Nossos antecessores guardiões do
juramento de Hipócrates viviam conflitos não muito diferentes do que vivemos. O
ser humano é o que é desde a sua criação. Minha questão central está na
concepção de mundo que temos através da nossa profissão. Na forma como
enxergarmos os aspectos mais relevantes de nossa prática através dos valores
que deveriam se manter eternos e imemoriais.
Ser médico hoje em dia é
diferente do que o eram nossos colegas no passado?
Estava lendo uma pesquisa
encomendada pela Associação Paulista de Medicina acerca da satisfação dos
usuários e de médicos com planos de saúde no Brasil. A íntegra da mesma pode
ser acessada em http://portal.cfm.org.br/index.php?option=com_content&view=article&id=24250:oito-em-cada-10-pacientes-tem-problemas-com-planos-de-saude&catid=3.
Nessa pesquisa, são colocadas algumas conclusões, dentre as quais a que diz que
79% dos usuários que recorreram aos planos de
saúde nos últimos 24 meses relataram problemas com os mesmos, de diversas naturezas.
E que para 56%
deles, os planos pressionam os médicos para reduzir o tempo de internação dos pacientes.
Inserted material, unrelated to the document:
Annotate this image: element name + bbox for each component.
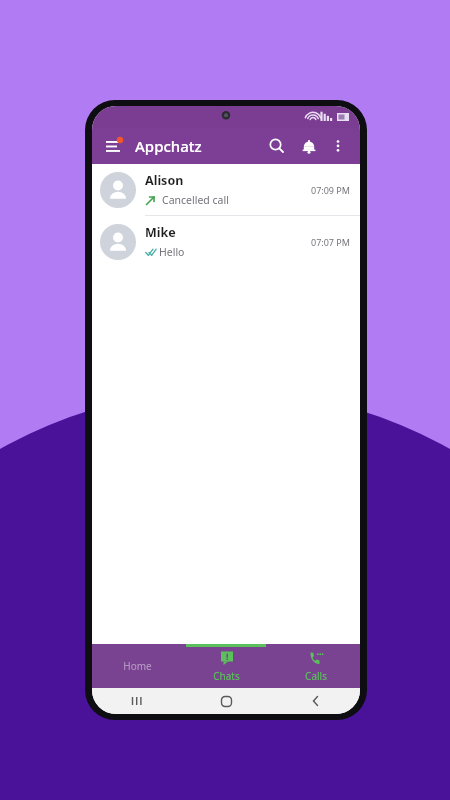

Além disso, 60% dos usuários concordam que os planos pagam valores baixos por
consultas ou procedimentos aos profissionais. Como se vê, a percepção do
paciente que paga um plano de saúde não é muito diferente na essência quando
comparada à visão do próprio profissional para com este intermediador de
serviços de saúde comumente chamado de convênio.
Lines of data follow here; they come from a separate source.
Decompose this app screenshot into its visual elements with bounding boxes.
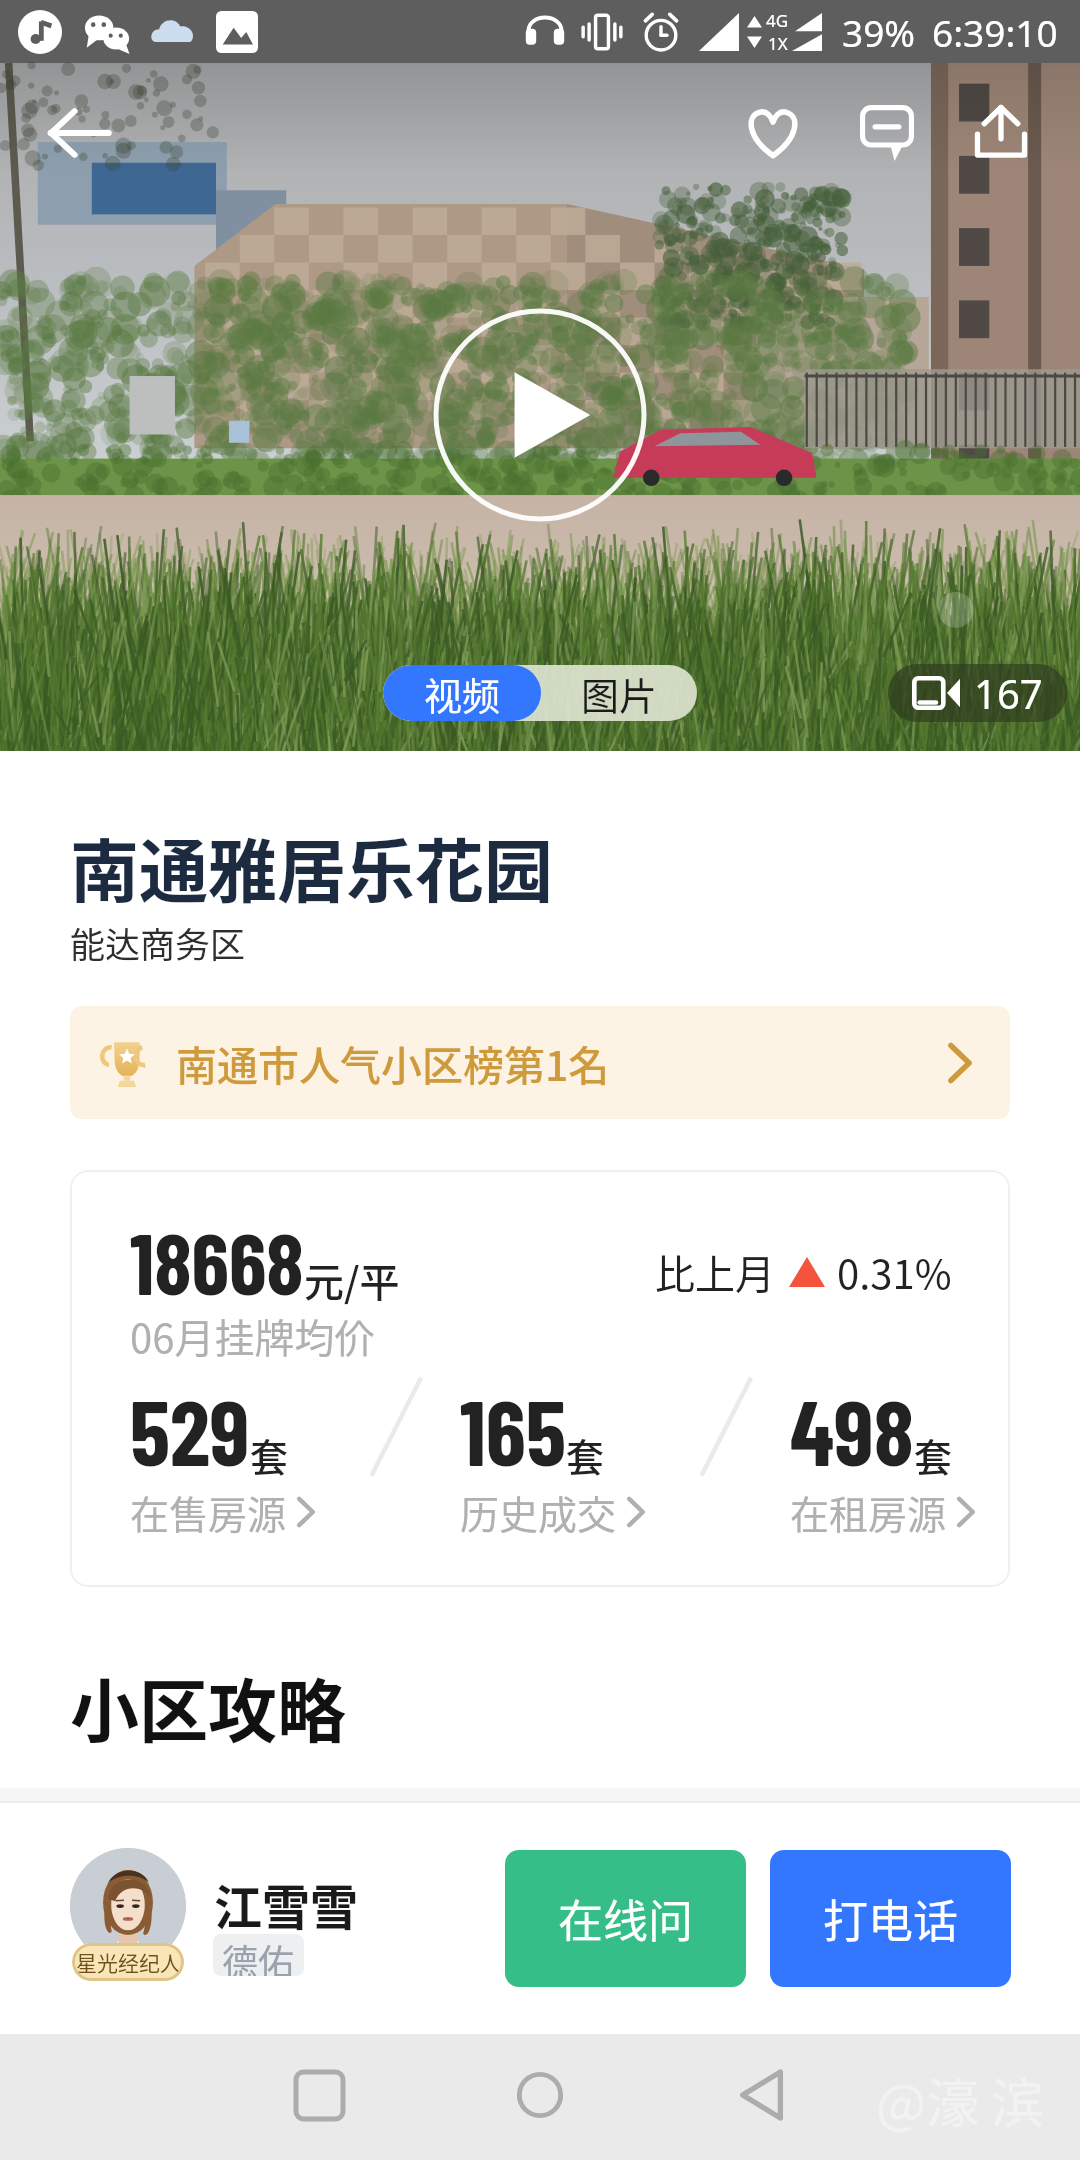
button[interactable]: 167 (888, 664, 1067, 722)
staticText: 1X (768, 32, 788, 55)
button[interactable]: Share (946, 78, 1056, 188)
staticText: 在线问 (558, 1886, 694, 1951)
staticText: 套 (566, 1427, 605, 1482)
staticText: 视频 (424, 666, 501, 721)
staticText: 南通市人气小区榜第1名 (176, 1033, 610, 1092)
staticText: 套 (914, 1427, 953, 1482)
staticText: 小区攻略 (70, 1657, 346, 1757)
staticText: 星光经纪人 (76, 1947, 181, 1977)
staticText: 18668 (130, 1210, 304, 1312)
button[interactable]: Play video (433, 308, 647, 522)
button[interactable]: Recent apps (264, 2040, 374, 2150)
staticText: 4G (766, 9, 789, 32)
staticText: 南通雅居乐花园 (70, 817, 553, 917)
staticText: 图片 (581, 666, 658, 721)
staticText: 167 (974, 666, 1043, 720)
staticText: @濠 滨 (876, 2062, 1045, 2139)
button[interactable]: Home (485, 2040, 595, 2150)
button[interactable]: 视频 (383, 665, 541, 721)
button[interactable]: 打电话 (770, 1850, 1011, 1987)
staticText: 能达商务区 (70, 917, 246, 968)
button[interactable]: 南通市人气小区榜第1名 (70, 1006, 1010, 1119)
staticText: 历史成交 (460, 1484, 617, 1540)
button[interactable]: Back (707, 2040, 817, 2150)
staticText: 德佑 (222, 1934, 295, 1976)
button[interactable]: 529 (130, 1375, 352, 1540)
staticText: 529 (130, 1375, 250, 1484)
staticText: 0.31% (837, 1243, 952, 1301)
button[interactable]: Agent avatar (70, 1848, 186, 1964)
staticText: 39% (842, 7, 916, 57)
button[interactable]: 图片 (541, 665, 697, 721)
staticText: 165 (460, 1375, 566, 1484)
staticText: 在售房源 (130, 1484, 287, 1540)
staticText: 元/平 (304, 1251, 400, 1309)
staticText: 6:39:10 (932, 7, 1058, 57)
button[interactable]: Back (24, 78, 134, 188)
staticText: 套 (250, 1427, 289, 1482)
staticText: 比上月 (655, 1243, 775, 1301)
staticText: 打电话 (823, 1886, 959, 1951)
button[interactable]: Messages (832, 78, 942, 188)
button[interactable]: 在线问 (505, 1850, 746, 1987)
button[interactable]: 498 (790, 1375, 1010, 1540)
button[interactable]: Favorite (718, 78, 828, 188)
staticText: 06月挂牌均价 (130, 1307, 375, 1365)
staticText: 498 (790, 1375, 914, 1484)
staticText: 在租房源 (790, 1484, 947, 1540)
staticText: 江雪雪 (214, 1869, 359, 1939)
button[interactable]: 165 (460, 1375, 682, 1540)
Existem elementos em demasia para que conclusões
simplistas sejam feitas acerca desse tema, mas lá no fundo, lá no fundo mesmo,
a relação entre médicos e planos de saúde tem algo de patológico e hipócrita:
trabalha-se por volume em detrimento da qualidade, fala-se mal dos convênios,
mas não se vive sem eles; culpa-se a conjuntura e o “como deixamos chegar a
este ponto”, mas ninguém dá um passo objetivo no sentido de quebrar essa
condição de subserviência.
Pobre de nós! De
forma unilateral e covarde aderimos a movimentos oficiais de paralisação ao
atendimento de usuários que tanto dependem deste atendimento. E muitas vezes o
movimento é não oficial: segregando o usuário de plano de saúde na sua agenda,
dedicando menos tempo e atenção ao mesmo, e, para piorar, cobrando valores
adicionais em cima dos honorários previstos, sempre com a justificativa de que
são mal remunerados. Dentro dos hospitais a assistência também não foge muito
desta tônica: pacientes internados são conduzidos de forma apressada e menos
trabalhosa possível para o profissional. Seja em função da sobrecarga de
trabalho ou pura e simplesmente devido a uma visão distorcida do que vem a ser
a condução de um paciente internado, os problemas ou são resolvidos da forma
mais impessoal, cara e demorada, ou simplesmente não são resolvidos,
engrossando as estatísticas de casos que poderiam ter um bom desfecho, mas não
o foram. E, lamentavelmente, nenhum selo de Qualidade consegue reverter essa
realidade se medidas duras e muitas vezes antipáticas não forem tomadas pelas
nossas lideranças, cada vez mais carentes de carisma.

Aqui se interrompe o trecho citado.